Este padrão revela vulnerabilidades que vão muito além do digital. Uma proteção eficaz exige abordagens integradas que enfrentem ameaças físicas e digitais igualmente. Autoridades de aplicação da lei estão desenvolvendo respostas especializadas para esses crimes híbridos, enquanto a comunidade de criptomoedas aprimora suas práticas de segurança.
A crescente incidência de ataques de wrench evidencia os desafios reais na maturidade deste setor. Com o avanço da indústria, estruturas de segurança abrangentes tornam-se essenciais.
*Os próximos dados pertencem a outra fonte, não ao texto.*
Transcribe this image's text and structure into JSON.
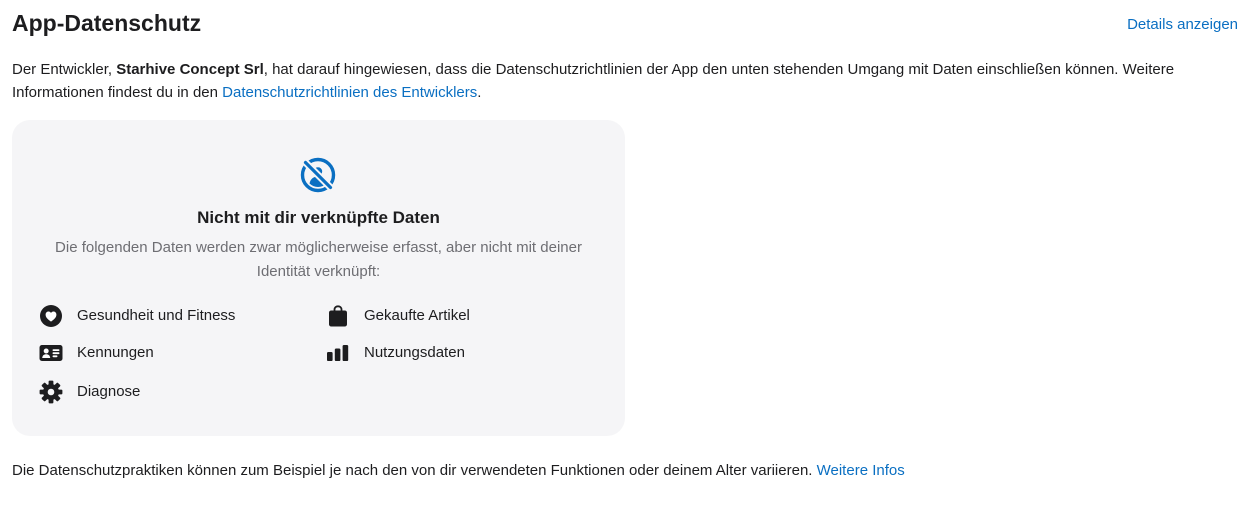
{
  "header": {
    "title": "App-Datenschutz",
    "details_link": "Details anzeigen"
  },
  "intro": {
    "part1": "Der Entwickler, ",
    "developer": "Starhive Concept Srl",
    "part2": ", hat darauf hingewiesen, dass die Datenschutzrichtlinien der App den unten stehenden Umgang mit Daten einschließen können. Weitere Informationen findest du in den ",
    "policy_link": "Datenschutzrichtlinien des Entwicklers",
    "part3": "."
  },
  "card": {
    "icon": "not-linked-icon",
    "title": "Nicht mit dir verknüpfte Daten",
    "description": "Die folgenden Daten werden zwar möglicherweise erfasst, aber nicht mit deiner Identität verknüpft:",
    "items": [
      {
        "label": "Gesundheit und Fitness",
        "icon": "heart-icon"
      },
      {
        "label": "Gekaufte Artikel",
        "icon": "shopping-bag-icon"
      },
      {
        "label": "Kennungen",
        "icon": "id-card-icon"
      },
      {
        "label": "Nutzungsdaten",
        "icon": "bar-chart-icon"
      },
      {
        "label": "Diagnose",
        "icon": "gear-icon"
      }
    ]
  },
  "footer": {
    "text": "Die Datenschutzpraktiken können zum Beispiel je nach den von dir verwendeten Funktionen oder deinem Alter variieren. ",
    "link": "Weitere Infos"
  },
  "colors": {
    "accent": "#0a6fc2",
    "card_background": "#f5f5f7",
    "secondary_text": "#6e6e73"
  }
}
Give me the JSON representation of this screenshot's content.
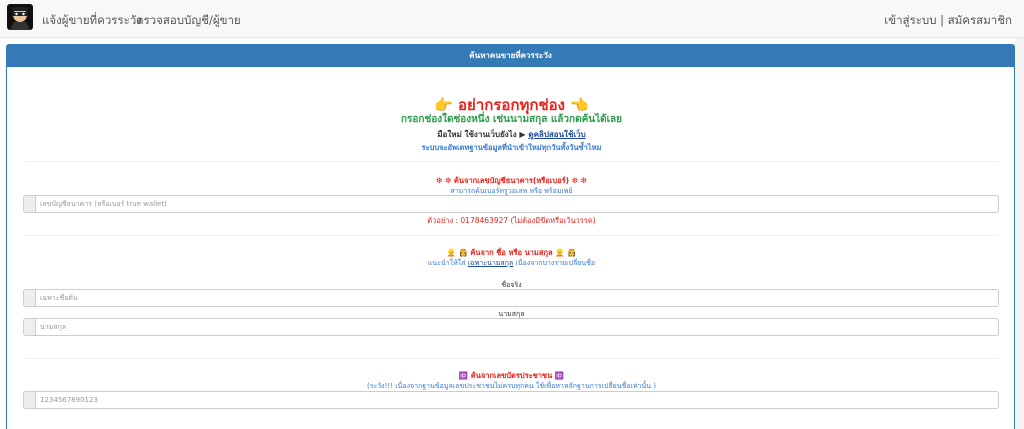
{
  "nav": {
    "left_items": [
      "แจ้งผู้ขายที่ควรระวัง",
      "ตรวจสอบบัญชี/ผู้ขาย"
    ],
    "right_text": "เข้าสู่ระบบ | สมัครสมาชิก"
  },
  "panel": {
    "heading": "ค้นหาคนขายที่ควรระวัง",
    "warning_title": "👉 อย่ากรอกทุกช่อง 👈",
    "warning_sub": "กรอกช่องใดช่องหนึ่ง เช่นนามสกุล แล้วกดค้นได้เลย",
    "newbie_text": "มือใหม่ ใช้งานเว็บยังไง ▶",
    "newbie_link": "ดูคลิปสอนใช้เว็บ",
    "system_note": "ระบบจะอัพเดทฐานข้อมูลที่นำเข้าใหม่ทุกวันทั้งวันซ้ำไหม"
  },
  "bank_section": {
    "title": "❇ ❇ ค้นจากเลขบัญชีธนาคาร(หรือเบอร์) ❇ ❇",
    "subtitle": "สามารถค้นเบอร์ทรูวอเลท หรือ พร้อมเพย์",
    "placeholder": "เลขบัญชีธนาคาร (หรือเบอร์ true wallet)",
    "example": "ตัวอย่าง : 0178463927 (ไม่ต้องมีขีดหรือเว้นวรรค)"
  },
  "name_section": {
    "title": "👱 👸 ค้นจาก ชื่อ หรือ นามสกุล 👱 👸",
    "subtitle_prefix": "แนะนำให้ใส่",
    "subtitle_link": "เฉพาะนามสกุล",
    "subtitle_suffix": "เนื่องจากบางรายเปลี่ยนชื่อ",
    "first_label": "ชื่อจริง",
    "first_placeholder": "เฉพาะชื่อต้น",
    "last_label": "นามสกุล",
    "last_placeholder": "นามสกุล"
  },
  "id_section": {
    "title": "🆔 ค้นจากเลขบัตรประชาชน 🆔",
    "subtitle": "(ระวัง!!! เนื่องจากฐานข้อมูลเลขประชาชนไม่ครบทุกคน ใช้เพื่อหาหลักฐานการเปลี่ยนชื่อเท่านั้น )",
    "placeholder": "1234567890123"
  },
  "colors": {
    "primary": "#337ab7",
    "danger": "#e8221b",
    "success": "#2e9b4a",
    "info": "#3a7bd5"
  }
}
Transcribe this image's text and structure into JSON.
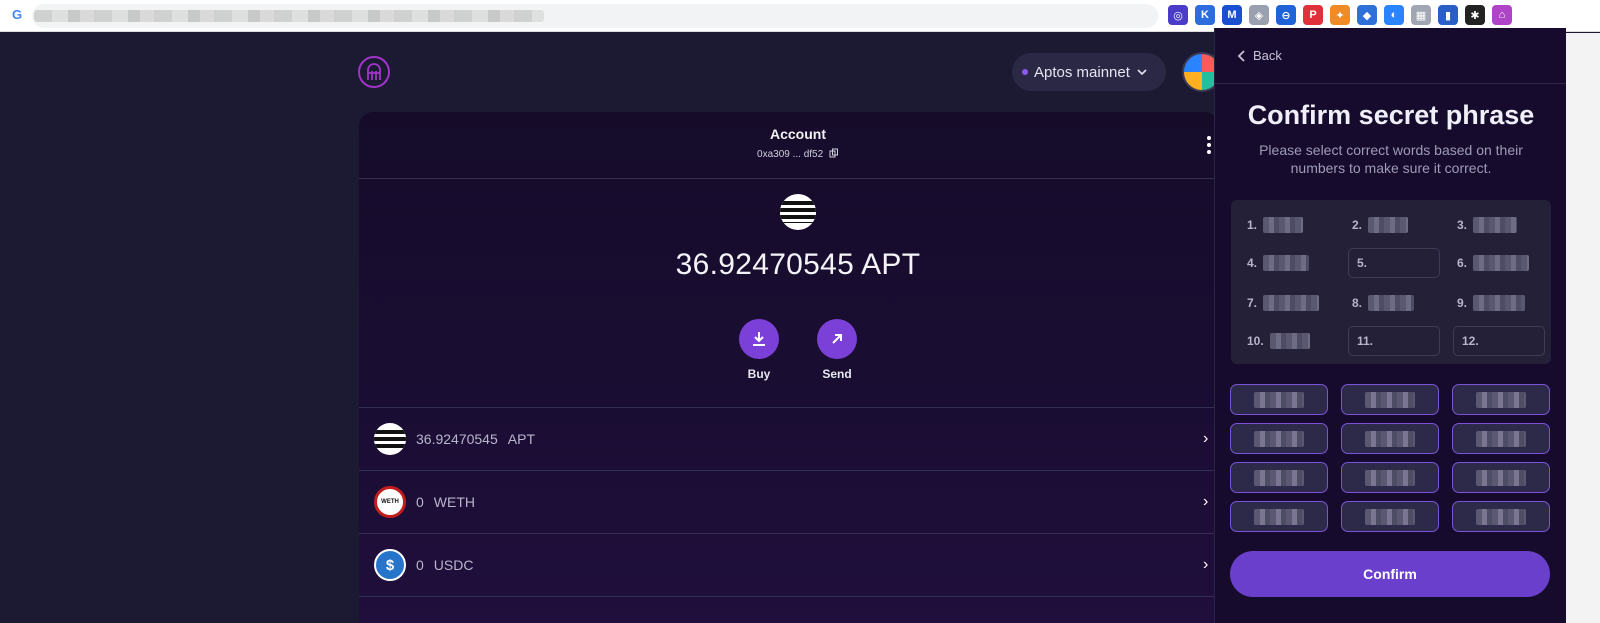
{
  "browser": {
    "google_glyph": "G",
    "extensions": [
      {
        "icon": "circle-ext-icon",
        "color": "#4a3cc9",
        "glyph": "◎"
      },
      {
        "icon": "k-ext-icon",
        "color": "#2d6cdf",
        "glyph": "K"
      },
      {
        "icon": "m-ext-icon",
        "color": "#1a4fd0",
        "glyph": "M"
      },
      {
        "icon": "shield-ext-icon",
        "color": "#9aa0b0",
        "glyph": "◈"
      },
      {
        "icon": "minus-circle-ext-icon",
        "color": "#1f63d8",
        "glyph": "⊖"
      },
      {
        "icon": "p-ext-icon",
        "color": "#e0303a",
        "glyph": "P"
      },
      {
        "icon": "fox-ext-icon",
        "color": "#f08a24",
        "glyph": "✦"
      },
      {
        "icon": "layers-ext-icon",
        "color": "#2f6fd8",
        "glyph": "◆"
      },
      {
        "icon": "swirl-ext-icon",
        "color": "#2a84ff",
        "glyph": "◐"
      },
      {
        "icon": "book-ext-icon",
        "color": "#a0a6b2",
        "glyph": "▦"
      },
      {
        "icon": "bookmark-ext-icon",
        "color": "#2a5fc8",
        "glyph": "▮"
      },
      {
        "icon": "puzzle-ext-icon",
        "color": "#222222",
        "glyph": "✱"
      },
      {
        "icon": "wallet-ext-icon",
        "color": "#b044c8",
        "glyph": "⌂"
      }
    ]
  },
  "header": {
    "network": "Aptos mainnet"
  },
  "account": {
    "title": "Account",
    "address": "0xa309 ... df52"
  },
  "balance": {
    "amount": "36.92470545 APT"
  },
  "actions": {
    "buy": "Buy",
    "send": "Send"
  },
  "tokens": [
    {
      "amount": "36.92470545",
      "symbol": "APT"
    },
    {
      "amount": "0",
      "symbol": "WETH"
    },
    {
      "amount": "0",
      "symbol": "USDC"
    }
  ],
  "weth_badge": "WETH",
  "usdc_badge": "$",
  "panel": {
    "back": "Back",
    "title": "Confirm secret phrase",
    "subtitle": "Please select correct words based on their numbers to make sure it correct.",
    "slots": [
      "1.",
      "2.",
      "3.",
      "4.",
      "5.",
      "6.",
      "7.",
      "8.",
      "9.",
      "10.",
      "11.",
      "12."
    ],
    "confirm": "Confirm"
  }
}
Essas estruturas devem proteger ativos de forma eficaz, preservando a capacidade de inovar que caracteriza as criptomoedas.
Perguntas frequentes
P: O que exatamente é um “ataque de wrench”?
R: Um ataque de wrench envolve o uso de violência física ou ameaças para roubar chaves de criptografia ou frases de recuperação de vítimas, representando uma combinação perigosa de crimes físicos e roubo digital.
P: Por que esses ataques estão crescendo tanto?
R: Porque exigem pouco conhecimento técnico, oferecem altas taxas de sucesso e exploram a lacuna entre defesas digitais avançadas e vulnerabilidades físicas dos detentores de criptomoedas.
P: Quais países são mais afetados?
R: A França lidera com 19 casos confirmados, seguida por outros países europeus e um número menor nos EUA e mercados asiáticos.
P: Como se proteger desses ataques?
R: Proteções eficazes incluem privacidade rigorosa na posse de ativos, reforço da segurança doméstica, procedimentos de emergência específicos e uso de carteiras de armazenamento forçado com valores limitados.
P: As carteiras frias protegem contra ataques de wrench?
R: As carteiras frias oferecem excelente segurança digital, mas não protegem contra coerção física — podem forçar vítimas a revelar chaves sob ameaça.